2.前記共役ジエン重合体環化物が極性基を有することを特徴とする前記1に記載の酸素吸収性塗料。
3.前記共役ジエン重合体環化物の不飽和結合減少率が10重量%以上であることを特徴とする前記1または前記2に記載の酸素吸収性塗料。
4.前記塗膜形成成分がアルキド樹脂組成物、エポキシ樹脂組成物、およびウレタン樹脂組成物からなる群から選ばれる少なくとも一種であることを特徴とする前記1〜3までのいずれかに記載の酸素吸収性塗料。
5.前記1〜4までのいずれかに記載の酸素吸収性塗料を硬化させたことを特徴とする酸素吸収性塗膜。
6.ガスバリア材層と、前記ガスバリア材層上に形成された前記5に記載の酸素吸収性塗膜からなる酸素吸収性樹脂層と、前記酸素吸収性樹脂層上に形成された密封材層とを有することを特徴とする酸素吸収性積層体。
【発明の効果】
【0007】
本発明によれば、酸素吸収性塗料中に共役ジエン重合体環化物を主成分とした酸素吸収性樹脂成分が含有されていることから、酸素吸収性塗料を用いて形成した酸素吸収性塗膜の酸素吸収性を速いものとすることができ、また塗膜の黄変等の少ないものとすることができる。また本発明によれば、酸素吸収性樹脂成分として、上記のものを用いることから、塗膜形成成分の選択の幅が広く、種々の用途に用いることが可能な酸素吸収性塗料とすることができるという効果も奏する。
【発明を実施するための最良の形態】
【0008】
以下、本発明の酸素吸収性塗料、酸素吸収性塗膜、および酸素吸収性積層体についてそれぞれ説明する。
【0009】
A.酸素吸収性塗料
まず、本発明の酸素吸収性塗料について説明する。本発明の酸素吸収性塗料は、共役ジエン重合体環化物を主成分とする酸素吸収性樹脂成分と、塗膜形成成分とを含有することを特徴とするものである。

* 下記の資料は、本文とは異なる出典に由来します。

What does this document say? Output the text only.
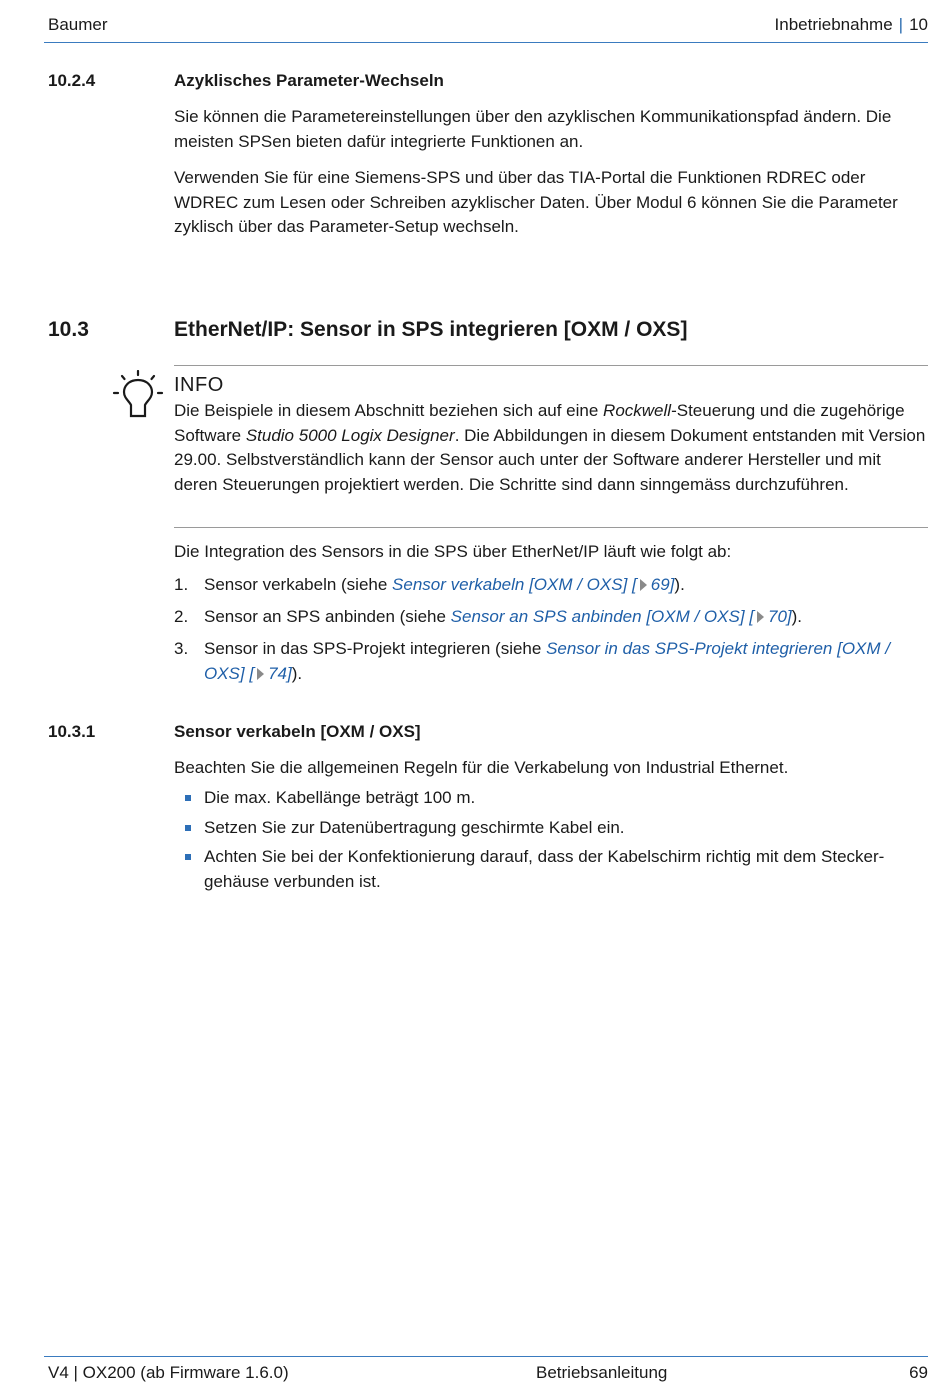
Baumer	Inbetriebnahme | 10
10.2.4	Azyklisches Parameter-Wechseln

Sie können die Parametereinstellungen über den azyklischen Kommunikationspfad ändern. Die meisten SPSen bieten dafür integrierte Funktionen an.

Verwenden Sie für eine Siemens-SPS und über das TIA-Portal die Funktionen RDREC oder WDREC zum Lesen oder Schreiben azyklischer Daten. Über Modul 6 können Sie die Parameter zyklisch über das Parameter-Setup wechseln.

10.3	EtherNet/IP: Sensor in SPS integrieren [OXM / OXS]
INFO

Die Beispiele in diesem Abschnitt beziehen sich auf eine Rockwell-Steuerung und die zugehörige Software Studio 5000 Logix Designer. Die Abbildungen in diesem Dokument entstanden mit Version 29.00. Selbstverständlich kann der Sensor auch unter der Software anderer Hersteller und mit deren Steuerungen projektiert werden. Die Schritte sind dann sinngemäss durchzuführen.

Die Integration des Sensors in die SPS über EtherNet/IP läuft wie folgt ab:

1. Sensor verkabeln (siehe Sensor verkabeln [OXM / OXS] [ 69]).
2. Sensor an SPS anbinden (siehe Sensor an SPS anbinden [OXM / OXS] [ 70]).
3. Sensor in das SPS-Projekt integrieren (siehe Sensor in das SPS-Projekt integrieren [OXM / OXS] [ 74]).
10.3.1	Sensor verkabeln [OXM / OXS]

Beachten Sie die allgemeinen Regeln für die Verkabelung von Industrial Ethernet.

Die max. Kabellänge beträgt 100 m.
Setzen Sie zur Datenübertragung geschirmte Kabel ein.
Achten Sie bei der Konfektionierung darauf, dass der Kabelschirm richtig mit dem Steckergehäuse verbunden ist.
V4 | OX200 (ab Firmware 1.6.0)	Betriebsanleitung	69
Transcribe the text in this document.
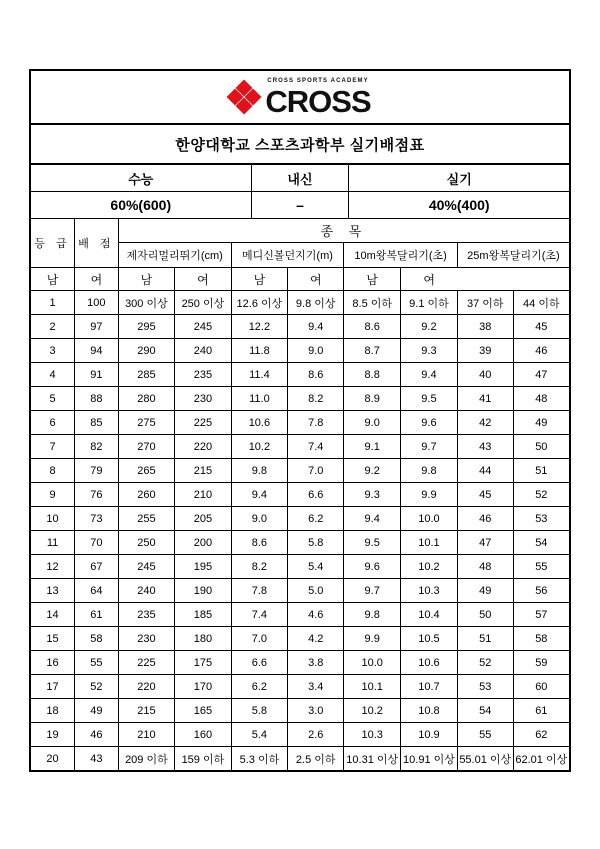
CROSS SPORTS ACADEMY
CROSS
한양대학교 스포츠과학부 실기배점표
수능	내신	실기
60%(600)	–	40%(400)
등 급	배 점	종 목							
		제자리멀리뛰기(cm)		메디신볼던지기(m)		10m왕복달리기(초)		25m왕복달리기(초)	
남	여	남	여	남	여	남	여		
1	100	300 이상	250 이상	12.6 이상	9.8 이상	8.5 이하	9.1 이하	37 이하	44 이하
2	97	295	245	12.2	9.4	8.6	9.2	38	45
3	94	290	240	11.8	9.0	8.7	9.3	39	46
4	91	285	235	11.4	8.6	8.8	9.4	40	47
5	88	280	230	11.0	8.2	8.9	9.5	41	48
6	85	275	225	10.6	7.8	9.0	9.6	42	49
7	82	270	220	10.2	7.4	9.1	9.7	43	50
8	79	265	215	9.8	7.0	9.2	9.8	44	51
9	76	260	210	9.4	6.6	9.3	9.9	45	52
10	73	255	205	9.0	6.2	9.4	10.0	46	53
11	70	250	200	8.6	5.8	9.5	10.1	47	54
12	67	245	195	8.2	5.4	9.6	10.2	48	55
13	64	240	190	7.8	5.0	9.7	10.3	49	56
14	61	235	185	7.4	4.6	9.8	10.4	50	57
15	58	230	180	7.0	4.2	9.9	10.5	51	58
16	55	225	175	6.6	3.8	10.0	10.6	52	59
17	52	220	170	6.2	3.4	10.1	10.7	53	60
18	49	215	165	5.8	3.0	10.2	10.8	54	61
19	46	210	160	5.4	2.6	10.3	10.9	55	62
20	43	209 이하	159 이하	5.3 이하	2.5 이하	10.31 이상	10.91 이상	55.01 이상	62.01 이상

本発明の酸素吸収性塗料中には、上記共役ジエン重合体環化物を主成分とした酸素吸収性樹脂成分が含有されている。これにより、酸素吸収性塗料を塗布して形成した酸素吸収性塗膜の酸素吸収性を速いものとすることができ、また酸素吸収性塗膜が黄変してしまうこと等の少ないものとすることができる。また上記酸素吸収性樹脂成分を用いるため、塗膜形成成分の選択の幅が広く、種々の用途に用いることが可能な酸素吸収性塗料とすることができるという利点も有する。
【0010】
<酸素吸収性樹脂成分>
本発明に用いられる酸素吸収性樹脂成分としては、共役ジエン重合体環化物を主成分とするものである。本発明の酸素吸収性塗料の固形分中に、酸素吸収性樹脂成分は、1重量%〜90重量%、中でも5重量%〜70重量%、特に10重量%〜50重量%含まれていることが好ましい。
【0011】
また酸素吸収性樹脂成分中における共役ジエン重合体環化物の含有量は、100〜10重量%が好ましく、90〜20重量%がより好ましく、85〜30重量%が更に好ましく、80〜50重量%が特に好ましい。これにより、酸素吸収性塗料を塗布して形成した酸素吸収性塗膜の、酸素吸収性と引裂強さとのバランスを良好に保つことができる。また、共役ジエン重合体環化物の割合が高い程、酸素吸収性が良好なものとなる。
【0012】
ここで、本発明で用いられる共役ジエン重合体環化物は、酸触媒の存在下、共役ジエン重合体中の共役ジエン単量体単位部分を環化反応させて得られるものである。本発明においては、共役ジエン重合体環化物が極性基を含有していることが好ましい。これにより、酸素吸収性塗料を塗布して酸素吸収性塗膜を形成する際、共役ジエン重合体環化物を塗膜形成成分とともに架橋させることが可能となり、共役ジエン重合体環化物が酸素吸収性塗膜から滲出してしまうこと等のないものとすることができる。
【0013】
このような極性基としては、塗膜形成成分と反応することが可能な基であって、“炭素原子及び水素原子”以外の原子を有する基であればよい。例えば、酸無水物基、カルボキシル基、水酸基、チオール基、エステル基、エポキシ基、アミノ基、アミド基、シアノ基、シリル基、ハロゲン等が挙げられる。中でも、酸無水物基、カルボキシル基、水酸基、エステル基、エポキシ基及びアミノ基が好ましく、酸無水物基、カルボキシル基及び水酸基がより好ましく、酸無水物基及びカルボキシル基が特に好ましい。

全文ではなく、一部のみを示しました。